Le président géorgien, Mikheïl Saakachvili, a reconnu mardi la défaite de son parti aux législatives remportées contre toute attente par la coalition d'opposition du milliardaire Bidzina Ivanichvili, qui a exigé la démission du chef de l'État dont le mandat s'achève en 2013.        

La défaite lundi du Mouvement national unifié met fin à la domination du parti de M. Saakachvili, arrivé au pouvoir en 2003 après la « Révolution de la rose » qui a chassé l'ancien président Édouard Chevardnadze, ex-chef de la diplomatie soviétique.

« Il est clair que (la coalition d'opposition) le Rêve géorgien a remporté la majorité » aux législatives lundi, a déclaré M. Saakachvili dans un discours retransmis à la télévision, alors que l'avance de la coalition d'opposition n'était encore confirmée que par des résultats partiels.

« Cela veut dire que la majorité parlementaire doit former un nouveau gouvernement, et moi, en tant que président, conformément à la Constitution, je vais faciliter le processus de manière à ce que le nouveau gouvernement commence à travailler », a ajouté M. Saakachvili.

Probable futur premier ministre, M. Ivanichvili a ensuite appelé M. Saakachvili à quitter la présidence.

« La seule bonne décision pour Saakachvili serait maintenant de démissionner », a déclaré le milliardaire lors d'une conférence de presse à Tbilissi.

Aux yeux de l'analyste Lawrence Sheets, de l'International Crisis Group, la décision de M. Saakachvili de reconnaître sa défaite à une élection constitue « un développement monumental » dans ce petit pays du Caucase qui a connu dans le passé de nombreux épisodes violents.

« Il s'agit d'un événement sans précédent dans une ancienne république soviétique, à l'exception des pays baltes », a déclaré M. Sheets à l'AFP.

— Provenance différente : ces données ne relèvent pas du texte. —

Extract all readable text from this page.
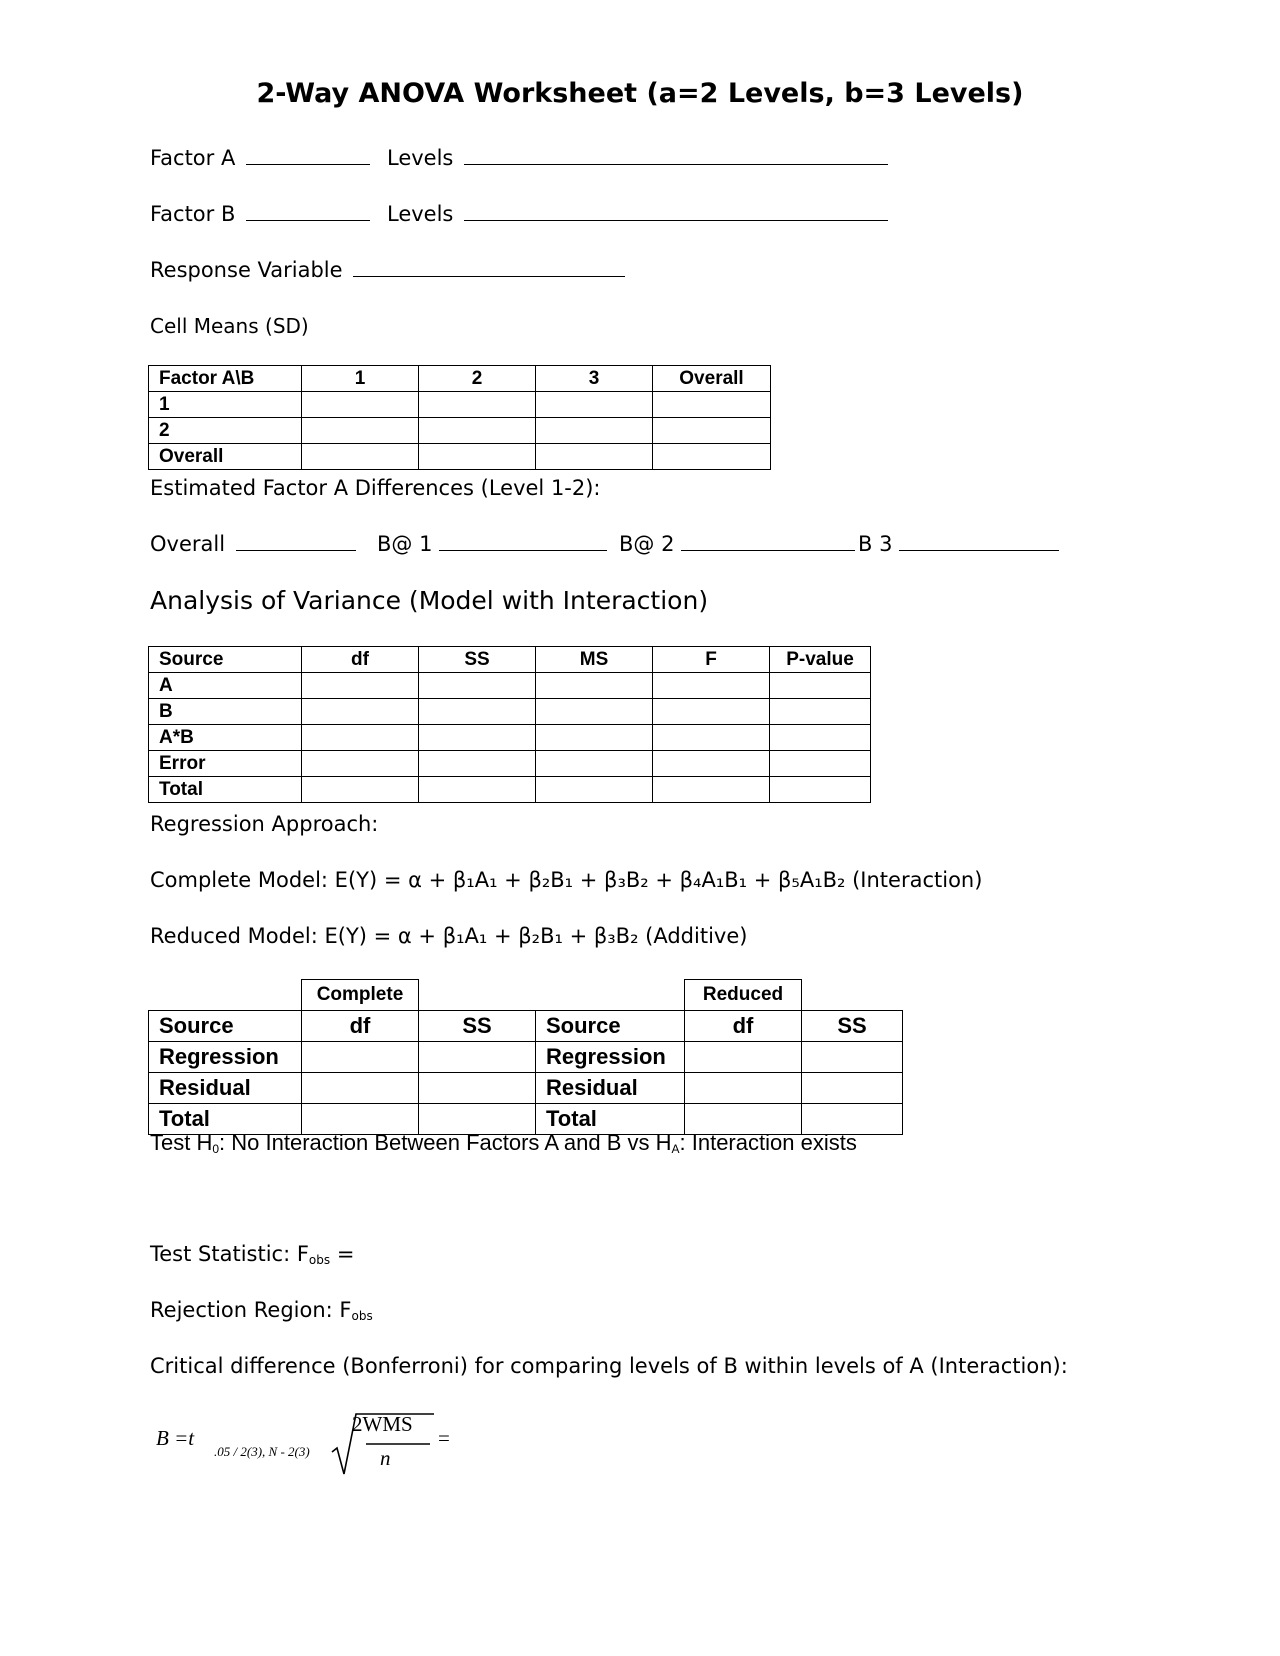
2-Way ANOVA Worksheet (a=2 Levels, b=3 Levels)
Factor A	Levels
Factor B	Levels
Response Variable
Cell Means (SD)
Factor A\B	1	2	3	Overall
1				
2				
Overall				
Estimated Factor A Differences (Level 1-2):
Overall	B@ 1	B@ 2	B 3
Analysis of Variance (Model with Interaction)
Source	df	SS	MS	F	P-value
A					
B					
A*B					
Error					
Total					
Regression Approach:
Complete Model: E(Y) = α + β₁A₁ + β₂B₁ + β₃B₂ + β₄A₁B₁ + β₅A₁B₂ (Interaction)
Reduced Model: E(Y) = α + β₁A₁ + β₂B₁ + β₃B₂ (Additive)
	Complete			Reduced	
Source	df	SS	Source	df	SS
Regression			Regression		
Residual			Residual		
Total			Total		
Test $H_0$: No Interaction Between Factors A and B vs $H_A$: Interaction exists
Test Statistic: $F_{obs}$ =
Rejection Region: $F_{obs}$
Critical difference (Bonferroni) for comparing levels of B within levels of A (Interaction):
B =t
.05 / 2(3), N - 2(3)
2WMS
n
=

Les observateurs de l'Organisation pour la sécurité et la coopération en Europe (OSCE) ont indiqué que ces élections avaient constitué un « pas important » pour la démocratie.

De son côté, l'Union européenne a indiqué vouloir poursuivre sa « coopération étroite » avec la Géorgie et rester engagée vis-à-vis de Tbilissi « tant sur le plan de l'association politique que sur celui de l'intégration économique ».

OTAN, Russie et États-Unis

Le premier ministre russe, Dmitri Medvedev, a été l'un des premiers à l'étranger à saluer mardi la victoire de l'opposition en Géorgie : « Il y aura des forces plus constructives et plus responsables au Parlement », a-t-il déclaré, cité par l'agence russe Ria-Novosti.

Après le dépouillement des bulletins dans 35,16 % des bureaux de vote pour les 77 sièges sur 150 répartis à la proportionnelle, le Rêve géorgien recueille 53,15 % des voix contre 41,6 % pour le parti de M. Saakachvili, selon la Commission électorale.

La répartition des sièges dépend cependant d'un système électoral mixte qui accorde aussi 73 sièges au scrutin majoritaire, pour lesquels, selon de premiers résultats partiels, le Rêve géorgien est en tête dans sept des 10 circonscriptions dans la capitale Tbilissi, un bastion traditionnel de l'opposition.

La participation a été de 61 %, selon les chiffres officiels.

Dans l'assemblée sortante élue en 2008, le parti de M. Saakachvili détenait 119 sièges sur 150.

Ces élections étaient cruciales pour le chef de l'État alors que des changements dans la Constitution vont accroître les pouvoirs du Parlement et du premier ministre en 2013, année qui marquera la fin du second et dernier mandat possible de M. Saakachvili.

Son arrivée au pouvoir en 2003 avait été fondée sur la promesse de la démocratie, mais elle avait été mise à mal par la suite par des accusations d'autoritarisme lancées par l'opposition.

La diffusion ces dernières semaines de vidéos de scènes de torture de détenus dans une prison de Tbilissi avait écorné encore un peu l'image du pouvoir qui avait réagi en nommant un défenseur des droits de l'homme à la tête des services pénitentiaires. Mais le scandale avait donné lieu à des manifestations dans le pays.

M. Ivanichvili a aussi accusé le président Saakachvili d'avoir déclenché la guerre avec la Russie de l'été 2008 qui a mené à la perte de l'Ossétie du Sud et de l'Abkhazie, deux territoires sécessionnistes où Moscou a depuis lors maintenu des troupes.

M. Saakachvili a en retour accusé son rival, qui a fait fortune en Russie dans les années 1990, de faire le jeu de Moscou.

En abordant ses priorités en matière de politique étrangère, M. Ivanichvili a indiqué que la Géorgie entendait améliorer ses relations - aujourd'hui exécrables - avec la Russie voisine et rejoindre l'OTAN, une ambition vue d'un mauvais oeil par Moscou, et conserver aussi de bonnes relations avec son allié américain.